Samsung plans to begin selling later this month a cellular telephone that includes a hard-disk drive. The handset was unveiled as the International Telecommunication Union (ITU) Telecom Asia 2004 event.
It is the first cell phone of its kind in the world.
The SPH-V5400 was a clam-shell type cell phone and the hard-disk drive had a capacity of 1.5GB, a Samsung spokesperson, said Lee Yoorim, said.
The storage space can be used for several types of media including images photographed with the built-in, megapixel-class digital still camera or music files. The handset can play music files stored in MP3 format and has a built-in FM transmitter so that music can be played through a nearby radio.
Other functions include TV output, dual speakers, 64-tone polyphonic ringer and dual liquid crystal display (LCD) panels. The main screen is a thin film transistor (TFT) LCD with 240 pixel x 320 pixel resolution and the sub screen is an organic light emitting diode (OLED) display with 128 pixel x 128 pixel resolution.
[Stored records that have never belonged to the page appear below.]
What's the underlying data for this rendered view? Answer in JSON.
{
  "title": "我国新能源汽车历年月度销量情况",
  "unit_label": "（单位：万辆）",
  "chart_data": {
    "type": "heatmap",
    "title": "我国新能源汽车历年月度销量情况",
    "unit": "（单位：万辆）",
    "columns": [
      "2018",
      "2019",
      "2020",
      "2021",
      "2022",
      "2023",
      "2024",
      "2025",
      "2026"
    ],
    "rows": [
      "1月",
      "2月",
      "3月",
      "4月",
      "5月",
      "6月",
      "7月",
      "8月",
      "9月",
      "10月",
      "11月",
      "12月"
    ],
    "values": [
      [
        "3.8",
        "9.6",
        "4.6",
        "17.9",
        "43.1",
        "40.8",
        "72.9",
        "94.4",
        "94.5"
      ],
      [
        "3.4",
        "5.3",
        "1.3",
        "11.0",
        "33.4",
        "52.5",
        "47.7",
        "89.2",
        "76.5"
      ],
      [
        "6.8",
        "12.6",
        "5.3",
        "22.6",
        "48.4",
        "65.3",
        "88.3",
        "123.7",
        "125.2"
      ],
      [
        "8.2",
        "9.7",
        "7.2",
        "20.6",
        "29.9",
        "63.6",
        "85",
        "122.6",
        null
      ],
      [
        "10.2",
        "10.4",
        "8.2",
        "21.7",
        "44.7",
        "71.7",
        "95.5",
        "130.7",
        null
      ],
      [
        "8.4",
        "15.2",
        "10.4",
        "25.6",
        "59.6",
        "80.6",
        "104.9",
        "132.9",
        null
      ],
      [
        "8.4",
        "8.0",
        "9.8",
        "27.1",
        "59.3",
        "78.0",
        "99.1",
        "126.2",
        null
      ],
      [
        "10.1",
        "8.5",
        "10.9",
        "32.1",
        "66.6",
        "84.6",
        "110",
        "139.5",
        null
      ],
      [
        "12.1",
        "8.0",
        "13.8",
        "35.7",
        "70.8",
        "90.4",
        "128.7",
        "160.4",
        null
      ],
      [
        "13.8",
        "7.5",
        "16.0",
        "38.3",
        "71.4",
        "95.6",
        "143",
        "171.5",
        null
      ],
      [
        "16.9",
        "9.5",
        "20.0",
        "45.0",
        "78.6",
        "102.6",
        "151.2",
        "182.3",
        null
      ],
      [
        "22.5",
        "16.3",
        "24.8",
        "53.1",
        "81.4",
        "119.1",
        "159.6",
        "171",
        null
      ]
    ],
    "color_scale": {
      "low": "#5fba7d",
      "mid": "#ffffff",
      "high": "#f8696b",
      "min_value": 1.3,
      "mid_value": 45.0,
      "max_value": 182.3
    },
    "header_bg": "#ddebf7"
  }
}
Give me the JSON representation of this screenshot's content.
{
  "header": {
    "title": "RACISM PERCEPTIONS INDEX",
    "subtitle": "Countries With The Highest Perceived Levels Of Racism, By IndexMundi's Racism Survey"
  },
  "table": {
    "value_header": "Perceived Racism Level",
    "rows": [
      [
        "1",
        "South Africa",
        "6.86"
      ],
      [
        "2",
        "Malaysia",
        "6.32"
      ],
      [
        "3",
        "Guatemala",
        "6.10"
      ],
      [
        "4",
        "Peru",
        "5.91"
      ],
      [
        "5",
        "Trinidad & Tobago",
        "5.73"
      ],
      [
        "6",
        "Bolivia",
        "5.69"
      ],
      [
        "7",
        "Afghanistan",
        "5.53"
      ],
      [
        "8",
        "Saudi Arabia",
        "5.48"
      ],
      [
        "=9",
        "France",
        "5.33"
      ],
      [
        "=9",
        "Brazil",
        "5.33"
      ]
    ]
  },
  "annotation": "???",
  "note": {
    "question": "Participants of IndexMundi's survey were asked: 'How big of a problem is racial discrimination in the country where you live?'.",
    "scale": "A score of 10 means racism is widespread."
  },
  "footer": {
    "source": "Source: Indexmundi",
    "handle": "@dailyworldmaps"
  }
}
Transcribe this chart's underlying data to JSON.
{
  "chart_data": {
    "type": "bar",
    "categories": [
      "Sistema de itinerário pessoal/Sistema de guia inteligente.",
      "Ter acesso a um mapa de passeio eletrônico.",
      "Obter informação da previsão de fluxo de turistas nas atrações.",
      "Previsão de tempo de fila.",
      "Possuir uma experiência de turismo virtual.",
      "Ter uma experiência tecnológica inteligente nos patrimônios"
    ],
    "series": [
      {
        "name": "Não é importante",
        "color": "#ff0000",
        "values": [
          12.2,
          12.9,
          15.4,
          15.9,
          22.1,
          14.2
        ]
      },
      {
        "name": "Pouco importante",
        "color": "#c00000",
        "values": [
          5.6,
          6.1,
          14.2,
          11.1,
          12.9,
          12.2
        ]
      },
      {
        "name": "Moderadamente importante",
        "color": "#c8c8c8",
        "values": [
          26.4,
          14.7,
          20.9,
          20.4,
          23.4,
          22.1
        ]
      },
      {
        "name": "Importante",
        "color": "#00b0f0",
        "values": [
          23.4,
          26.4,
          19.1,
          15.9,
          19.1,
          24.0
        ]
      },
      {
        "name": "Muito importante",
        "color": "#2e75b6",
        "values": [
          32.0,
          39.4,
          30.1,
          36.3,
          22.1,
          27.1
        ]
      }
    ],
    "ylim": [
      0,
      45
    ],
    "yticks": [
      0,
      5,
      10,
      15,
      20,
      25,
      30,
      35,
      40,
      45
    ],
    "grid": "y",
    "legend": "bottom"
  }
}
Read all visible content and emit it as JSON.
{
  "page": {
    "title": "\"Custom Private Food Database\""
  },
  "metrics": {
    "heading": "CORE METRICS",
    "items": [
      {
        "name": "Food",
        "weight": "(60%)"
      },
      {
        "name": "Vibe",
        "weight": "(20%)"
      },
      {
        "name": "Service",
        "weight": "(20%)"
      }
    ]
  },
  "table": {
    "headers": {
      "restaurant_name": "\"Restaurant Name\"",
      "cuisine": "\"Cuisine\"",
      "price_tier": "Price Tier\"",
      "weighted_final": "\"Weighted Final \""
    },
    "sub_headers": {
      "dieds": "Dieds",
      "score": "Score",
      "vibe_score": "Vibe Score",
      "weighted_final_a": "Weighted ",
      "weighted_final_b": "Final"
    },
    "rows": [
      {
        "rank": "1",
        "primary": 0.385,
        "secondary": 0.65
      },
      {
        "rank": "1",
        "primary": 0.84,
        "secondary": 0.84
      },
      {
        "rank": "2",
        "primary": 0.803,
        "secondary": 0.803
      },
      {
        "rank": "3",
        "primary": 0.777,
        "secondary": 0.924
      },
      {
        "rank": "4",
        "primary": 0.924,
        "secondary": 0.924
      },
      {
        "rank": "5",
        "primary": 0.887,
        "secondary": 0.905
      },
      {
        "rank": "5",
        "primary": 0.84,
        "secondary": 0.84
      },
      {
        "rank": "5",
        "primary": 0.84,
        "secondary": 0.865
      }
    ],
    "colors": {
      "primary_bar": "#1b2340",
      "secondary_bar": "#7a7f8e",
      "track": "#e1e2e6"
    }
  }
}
Samsung planned to put the cell phone on sale in South Korea before the end of September, Lee said. The phone was compatible with the CDMA2000 1x EvDO standard and would cost about $US800, she said.
The possibility of putting hard-disk drives into cellular telephones began to be talked about seriously about a year ago. As cellular telephones have added multimedia functions such as music players and still and movie cameras, their manufacturers have been increasing the amount of installed memory. Coinciding with this demand for more storage space, hard-disk drive makers have been looking at shrinking drives to the sub 1-inch level.
Several models of 1-inch hard-disk drive are now available from companies including Hitachi Global Storage Technologies, Cornice and GS Magicstor. In January, Toshiba demonstrated a prototype 0.85-inch drive and Seagate Technology said, in June, that it would begin selling a 1-inch drive during the third quarter.